An interesting note in Joy was that you can either strain out the grounds, or settle them to the bottom of the pot using a beaten egg. “The egg serves to clarify the coffee. If anything, it detracts from rather than adds to its flavor.” So it was a wise choice to pass up the Meta Given’s “Egg Coffee.”
Propane Stove
A movement is afoot to convince home owners to get rid of gas stoves as a means of going green. In our rural home, if we didn’t have a propane cooktop, during the February 2021 Polar Vortex power outage we would have gone 4½ days without being able to so much as fry an egg.
But that’s not the only reason we have gas. We do a lot of canning. Our All American pressure canner holds a double layer of jars. At the time we bought our cooktop, none of the manufacturers of electric cooktops would guarantee they could support that kind of weight. Our KitchenAid gas range has a heavy-duty cast-iron grill that’s plenty strong enough to support whatever we put on it. So I’m not about to give it up.
Some of our neighbors still cook on wood stoves, like my grandmother did. That would be an alternative to the gas cooktop, both during power outages and for canning. Whether wood is greener than gas, or propane is greener than natural gas, depends on who’s talking.
Matches to the Rescue
Our propane cooktop has a built-in electronic igniter. Without electricity, the burner won’t automatically ignite when it’s turned on. You can ignite it with a lighter, which we don’t have because they don’t last. Or with matches.
Matches have been on my shopping list for several months. During the pandemic we shop mostly by mail, and matches don’t ship. The few times I’d been to a brick-and-mortar store I couldn’t find any matches.

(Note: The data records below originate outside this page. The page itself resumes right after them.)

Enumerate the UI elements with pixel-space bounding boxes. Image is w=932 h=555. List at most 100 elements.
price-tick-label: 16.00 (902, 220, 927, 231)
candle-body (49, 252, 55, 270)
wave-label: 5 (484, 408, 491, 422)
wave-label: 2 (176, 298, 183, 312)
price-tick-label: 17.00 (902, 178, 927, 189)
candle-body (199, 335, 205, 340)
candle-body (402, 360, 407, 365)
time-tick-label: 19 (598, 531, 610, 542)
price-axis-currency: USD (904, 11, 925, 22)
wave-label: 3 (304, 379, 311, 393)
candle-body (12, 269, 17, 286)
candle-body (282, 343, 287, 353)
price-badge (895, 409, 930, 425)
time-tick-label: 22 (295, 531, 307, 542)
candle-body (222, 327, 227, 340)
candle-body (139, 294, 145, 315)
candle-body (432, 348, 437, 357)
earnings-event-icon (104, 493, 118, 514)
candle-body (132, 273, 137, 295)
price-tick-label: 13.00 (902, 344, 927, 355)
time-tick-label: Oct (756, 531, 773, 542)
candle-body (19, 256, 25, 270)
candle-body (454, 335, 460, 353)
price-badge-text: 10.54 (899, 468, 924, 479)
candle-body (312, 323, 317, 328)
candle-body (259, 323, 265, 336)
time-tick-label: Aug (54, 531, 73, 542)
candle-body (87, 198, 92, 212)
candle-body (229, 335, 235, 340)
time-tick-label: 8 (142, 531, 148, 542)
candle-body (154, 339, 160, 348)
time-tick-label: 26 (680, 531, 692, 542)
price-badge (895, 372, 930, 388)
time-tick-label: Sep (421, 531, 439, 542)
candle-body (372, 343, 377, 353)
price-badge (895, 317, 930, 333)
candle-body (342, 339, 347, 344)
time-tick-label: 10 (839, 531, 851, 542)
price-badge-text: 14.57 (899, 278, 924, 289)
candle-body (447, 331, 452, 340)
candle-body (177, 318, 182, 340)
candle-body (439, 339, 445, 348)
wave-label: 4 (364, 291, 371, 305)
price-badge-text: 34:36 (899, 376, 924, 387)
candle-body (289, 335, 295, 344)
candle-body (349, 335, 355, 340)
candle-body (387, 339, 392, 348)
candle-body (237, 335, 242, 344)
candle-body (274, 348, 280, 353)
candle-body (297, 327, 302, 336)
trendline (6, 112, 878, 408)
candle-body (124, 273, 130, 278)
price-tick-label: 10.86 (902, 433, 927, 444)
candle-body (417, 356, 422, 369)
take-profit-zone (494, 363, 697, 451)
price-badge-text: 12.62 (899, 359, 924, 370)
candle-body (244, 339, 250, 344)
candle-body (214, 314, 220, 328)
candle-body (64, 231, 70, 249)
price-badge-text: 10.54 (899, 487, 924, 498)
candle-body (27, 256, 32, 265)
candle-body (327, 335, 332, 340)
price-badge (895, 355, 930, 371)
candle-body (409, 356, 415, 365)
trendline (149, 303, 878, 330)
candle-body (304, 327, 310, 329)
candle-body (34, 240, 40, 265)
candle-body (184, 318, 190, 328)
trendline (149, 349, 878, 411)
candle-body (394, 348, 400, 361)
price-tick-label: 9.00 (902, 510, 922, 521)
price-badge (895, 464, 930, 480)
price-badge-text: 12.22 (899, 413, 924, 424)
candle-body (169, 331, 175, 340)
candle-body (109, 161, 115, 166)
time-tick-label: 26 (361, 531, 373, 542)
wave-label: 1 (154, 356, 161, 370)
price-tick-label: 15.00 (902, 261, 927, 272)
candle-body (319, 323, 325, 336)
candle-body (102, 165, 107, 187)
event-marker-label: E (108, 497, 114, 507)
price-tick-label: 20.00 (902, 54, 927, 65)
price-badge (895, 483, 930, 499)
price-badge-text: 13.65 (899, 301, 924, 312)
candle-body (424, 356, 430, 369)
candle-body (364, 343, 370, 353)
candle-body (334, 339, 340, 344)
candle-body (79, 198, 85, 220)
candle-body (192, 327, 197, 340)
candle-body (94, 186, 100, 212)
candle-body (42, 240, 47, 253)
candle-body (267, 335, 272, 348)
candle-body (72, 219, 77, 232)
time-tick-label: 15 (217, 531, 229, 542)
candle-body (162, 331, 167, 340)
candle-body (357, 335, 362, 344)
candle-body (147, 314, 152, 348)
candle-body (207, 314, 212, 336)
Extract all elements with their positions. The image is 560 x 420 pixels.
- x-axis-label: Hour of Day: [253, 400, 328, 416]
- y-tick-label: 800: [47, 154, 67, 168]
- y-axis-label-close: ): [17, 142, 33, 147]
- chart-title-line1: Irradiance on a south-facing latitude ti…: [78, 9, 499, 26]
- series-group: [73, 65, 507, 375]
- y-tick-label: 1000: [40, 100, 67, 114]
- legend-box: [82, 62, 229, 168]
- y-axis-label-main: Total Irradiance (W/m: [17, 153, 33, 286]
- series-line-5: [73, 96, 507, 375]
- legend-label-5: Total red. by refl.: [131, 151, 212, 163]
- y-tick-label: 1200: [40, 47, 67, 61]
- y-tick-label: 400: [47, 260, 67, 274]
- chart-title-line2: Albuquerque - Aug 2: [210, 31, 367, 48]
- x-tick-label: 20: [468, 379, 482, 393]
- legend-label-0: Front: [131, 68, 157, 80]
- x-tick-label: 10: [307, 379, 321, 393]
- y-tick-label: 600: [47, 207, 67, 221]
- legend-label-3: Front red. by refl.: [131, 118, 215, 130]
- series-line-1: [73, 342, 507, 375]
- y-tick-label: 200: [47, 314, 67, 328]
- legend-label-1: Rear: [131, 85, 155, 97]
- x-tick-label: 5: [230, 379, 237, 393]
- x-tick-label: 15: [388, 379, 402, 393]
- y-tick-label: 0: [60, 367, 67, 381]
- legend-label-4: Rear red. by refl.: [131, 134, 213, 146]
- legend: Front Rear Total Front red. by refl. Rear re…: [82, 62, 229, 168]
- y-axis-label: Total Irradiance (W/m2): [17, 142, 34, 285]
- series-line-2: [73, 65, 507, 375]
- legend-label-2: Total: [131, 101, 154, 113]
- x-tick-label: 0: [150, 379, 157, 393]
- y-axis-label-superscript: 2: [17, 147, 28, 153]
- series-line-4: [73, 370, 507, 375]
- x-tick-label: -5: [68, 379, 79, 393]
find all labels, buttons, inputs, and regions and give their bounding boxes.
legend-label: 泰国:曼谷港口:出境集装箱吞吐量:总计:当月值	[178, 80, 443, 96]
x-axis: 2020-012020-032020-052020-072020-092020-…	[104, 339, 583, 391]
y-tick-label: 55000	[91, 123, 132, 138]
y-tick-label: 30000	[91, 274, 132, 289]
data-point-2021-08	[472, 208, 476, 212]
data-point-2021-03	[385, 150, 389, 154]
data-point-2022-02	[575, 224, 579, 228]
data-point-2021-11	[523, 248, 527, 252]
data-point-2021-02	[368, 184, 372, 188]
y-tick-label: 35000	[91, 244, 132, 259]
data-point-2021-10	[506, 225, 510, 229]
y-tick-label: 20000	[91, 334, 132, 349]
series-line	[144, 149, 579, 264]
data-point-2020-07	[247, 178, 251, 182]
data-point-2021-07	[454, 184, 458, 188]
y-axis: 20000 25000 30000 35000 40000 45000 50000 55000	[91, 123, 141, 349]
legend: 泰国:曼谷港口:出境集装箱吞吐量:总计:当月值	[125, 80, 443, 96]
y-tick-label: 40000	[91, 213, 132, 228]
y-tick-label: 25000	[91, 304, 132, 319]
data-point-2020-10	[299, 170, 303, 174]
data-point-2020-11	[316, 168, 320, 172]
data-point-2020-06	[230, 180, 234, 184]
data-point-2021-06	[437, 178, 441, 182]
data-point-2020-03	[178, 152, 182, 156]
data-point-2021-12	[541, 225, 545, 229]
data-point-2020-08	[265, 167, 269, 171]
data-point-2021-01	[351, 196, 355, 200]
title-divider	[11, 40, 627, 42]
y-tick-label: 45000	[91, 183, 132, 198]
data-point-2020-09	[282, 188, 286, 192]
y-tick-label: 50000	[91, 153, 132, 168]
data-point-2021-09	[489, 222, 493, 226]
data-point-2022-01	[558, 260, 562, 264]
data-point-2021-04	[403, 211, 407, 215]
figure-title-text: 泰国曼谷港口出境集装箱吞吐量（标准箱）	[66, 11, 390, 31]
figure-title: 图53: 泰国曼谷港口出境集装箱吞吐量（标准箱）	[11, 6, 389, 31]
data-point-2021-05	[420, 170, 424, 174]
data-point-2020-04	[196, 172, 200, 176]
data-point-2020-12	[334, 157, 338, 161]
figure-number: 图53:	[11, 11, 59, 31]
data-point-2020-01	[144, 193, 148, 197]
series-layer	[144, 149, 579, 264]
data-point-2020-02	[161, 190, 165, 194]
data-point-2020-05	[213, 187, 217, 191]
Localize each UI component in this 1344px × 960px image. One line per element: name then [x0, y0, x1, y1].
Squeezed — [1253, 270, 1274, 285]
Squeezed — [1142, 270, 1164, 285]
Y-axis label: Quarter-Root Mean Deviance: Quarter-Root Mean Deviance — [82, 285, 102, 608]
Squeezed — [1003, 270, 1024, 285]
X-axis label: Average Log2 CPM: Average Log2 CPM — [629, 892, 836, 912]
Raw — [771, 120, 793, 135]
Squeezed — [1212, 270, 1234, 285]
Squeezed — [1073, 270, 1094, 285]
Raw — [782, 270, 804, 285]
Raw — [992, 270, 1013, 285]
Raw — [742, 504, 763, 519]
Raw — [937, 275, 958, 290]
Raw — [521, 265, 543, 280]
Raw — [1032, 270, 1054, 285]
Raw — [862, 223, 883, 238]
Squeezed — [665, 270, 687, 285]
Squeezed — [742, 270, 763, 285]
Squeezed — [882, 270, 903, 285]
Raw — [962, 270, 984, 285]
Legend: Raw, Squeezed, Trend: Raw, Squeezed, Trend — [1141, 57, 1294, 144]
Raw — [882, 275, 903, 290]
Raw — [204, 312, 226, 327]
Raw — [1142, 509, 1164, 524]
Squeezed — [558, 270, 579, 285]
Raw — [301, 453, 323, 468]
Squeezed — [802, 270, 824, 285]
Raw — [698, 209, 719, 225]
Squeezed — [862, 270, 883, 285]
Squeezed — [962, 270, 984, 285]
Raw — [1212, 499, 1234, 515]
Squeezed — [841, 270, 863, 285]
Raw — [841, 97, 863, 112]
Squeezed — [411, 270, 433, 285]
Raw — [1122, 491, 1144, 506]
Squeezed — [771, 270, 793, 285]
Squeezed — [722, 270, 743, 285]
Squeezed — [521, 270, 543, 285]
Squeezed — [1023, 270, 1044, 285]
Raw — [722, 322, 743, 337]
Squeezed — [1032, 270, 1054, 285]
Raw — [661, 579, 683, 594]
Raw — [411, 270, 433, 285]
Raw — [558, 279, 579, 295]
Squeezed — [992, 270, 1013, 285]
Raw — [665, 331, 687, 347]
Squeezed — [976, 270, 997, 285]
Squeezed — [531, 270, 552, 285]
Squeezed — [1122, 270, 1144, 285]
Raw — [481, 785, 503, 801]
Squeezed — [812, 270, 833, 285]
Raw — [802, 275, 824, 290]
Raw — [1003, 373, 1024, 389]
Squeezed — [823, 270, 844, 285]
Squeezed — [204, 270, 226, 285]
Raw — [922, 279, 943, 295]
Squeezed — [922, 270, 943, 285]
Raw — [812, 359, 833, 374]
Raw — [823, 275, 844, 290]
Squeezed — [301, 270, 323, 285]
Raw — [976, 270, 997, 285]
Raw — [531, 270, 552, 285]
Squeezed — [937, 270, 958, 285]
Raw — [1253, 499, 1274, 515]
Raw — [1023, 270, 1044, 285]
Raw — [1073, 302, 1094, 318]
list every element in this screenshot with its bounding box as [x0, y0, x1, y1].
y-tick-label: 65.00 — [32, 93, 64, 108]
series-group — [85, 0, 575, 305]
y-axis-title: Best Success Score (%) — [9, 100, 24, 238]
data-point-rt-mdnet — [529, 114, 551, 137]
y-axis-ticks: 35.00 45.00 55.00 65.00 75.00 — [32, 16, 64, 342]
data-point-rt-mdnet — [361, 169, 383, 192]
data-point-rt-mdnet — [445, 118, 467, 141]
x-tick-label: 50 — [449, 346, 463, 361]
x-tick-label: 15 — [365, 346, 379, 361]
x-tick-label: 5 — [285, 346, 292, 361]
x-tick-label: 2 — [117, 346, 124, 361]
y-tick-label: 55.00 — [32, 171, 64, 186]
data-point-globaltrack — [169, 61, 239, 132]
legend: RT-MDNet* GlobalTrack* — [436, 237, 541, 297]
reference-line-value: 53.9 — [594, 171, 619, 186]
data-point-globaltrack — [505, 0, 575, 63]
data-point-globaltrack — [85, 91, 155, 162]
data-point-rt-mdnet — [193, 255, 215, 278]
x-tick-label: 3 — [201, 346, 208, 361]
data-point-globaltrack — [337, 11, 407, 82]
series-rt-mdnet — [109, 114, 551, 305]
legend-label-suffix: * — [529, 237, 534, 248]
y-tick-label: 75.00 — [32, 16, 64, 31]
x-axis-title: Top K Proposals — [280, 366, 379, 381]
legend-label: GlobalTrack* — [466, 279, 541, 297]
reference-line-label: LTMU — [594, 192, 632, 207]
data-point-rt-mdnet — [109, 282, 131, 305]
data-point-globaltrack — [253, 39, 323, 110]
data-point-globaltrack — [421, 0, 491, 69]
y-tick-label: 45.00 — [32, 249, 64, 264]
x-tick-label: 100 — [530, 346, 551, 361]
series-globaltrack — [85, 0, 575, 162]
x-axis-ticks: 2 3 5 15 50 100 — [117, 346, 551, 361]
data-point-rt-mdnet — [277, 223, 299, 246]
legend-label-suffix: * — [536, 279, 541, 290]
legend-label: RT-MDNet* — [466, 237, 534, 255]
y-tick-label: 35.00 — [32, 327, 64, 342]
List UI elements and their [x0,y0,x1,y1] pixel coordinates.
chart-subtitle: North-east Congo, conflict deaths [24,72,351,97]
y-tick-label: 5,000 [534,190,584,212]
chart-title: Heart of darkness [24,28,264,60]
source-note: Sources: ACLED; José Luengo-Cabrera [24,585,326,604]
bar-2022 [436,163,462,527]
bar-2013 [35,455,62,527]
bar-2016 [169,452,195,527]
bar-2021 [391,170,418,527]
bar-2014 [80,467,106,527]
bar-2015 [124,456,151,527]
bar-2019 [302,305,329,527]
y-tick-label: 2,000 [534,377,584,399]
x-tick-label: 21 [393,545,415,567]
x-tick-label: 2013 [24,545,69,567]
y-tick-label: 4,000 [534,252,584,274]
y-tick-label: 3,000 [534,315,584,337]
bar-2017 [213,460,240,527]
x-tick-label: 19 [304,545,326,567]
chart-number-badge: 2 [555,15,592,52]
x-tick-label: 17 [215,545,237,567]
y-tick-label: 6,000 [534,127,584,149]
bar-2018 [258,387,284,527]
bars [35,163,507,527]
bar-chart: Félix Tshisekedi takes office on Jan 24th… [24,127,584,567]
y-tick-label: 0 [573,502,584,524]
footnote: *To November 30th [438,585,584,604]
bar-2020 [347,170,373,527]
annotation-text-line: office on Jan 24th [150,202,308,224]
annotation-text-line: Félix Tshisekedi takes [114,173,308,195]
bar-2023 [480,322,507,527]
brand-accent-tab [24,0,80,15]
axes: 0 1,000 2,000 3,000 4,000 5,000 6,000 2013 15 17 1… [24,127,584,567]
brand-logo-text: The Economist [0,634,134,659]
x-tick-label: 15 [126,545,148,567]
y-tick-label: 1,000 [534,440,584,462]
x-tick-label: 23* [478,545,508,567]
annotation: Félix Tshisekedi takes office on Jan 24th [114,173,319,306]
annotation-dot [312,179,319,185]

As luck would have it, the last time I was inside a store, a few weeks before the power outage, I found matches. I wanted just one box, but they were bundled in groups of three. I picked up a bundle, then — being overly frugal — I put it back. Then I picked it up, then put it back. Finally I decided I’d had so much trouble finding matches that I might as well take the three boxes.
So there you have it. In about the same amount of time it took you to read this page, and with the help of an old-time cookbook, my husband and I had piping hot old-time coffee to help us cope with whatever else that February storm would throw at us.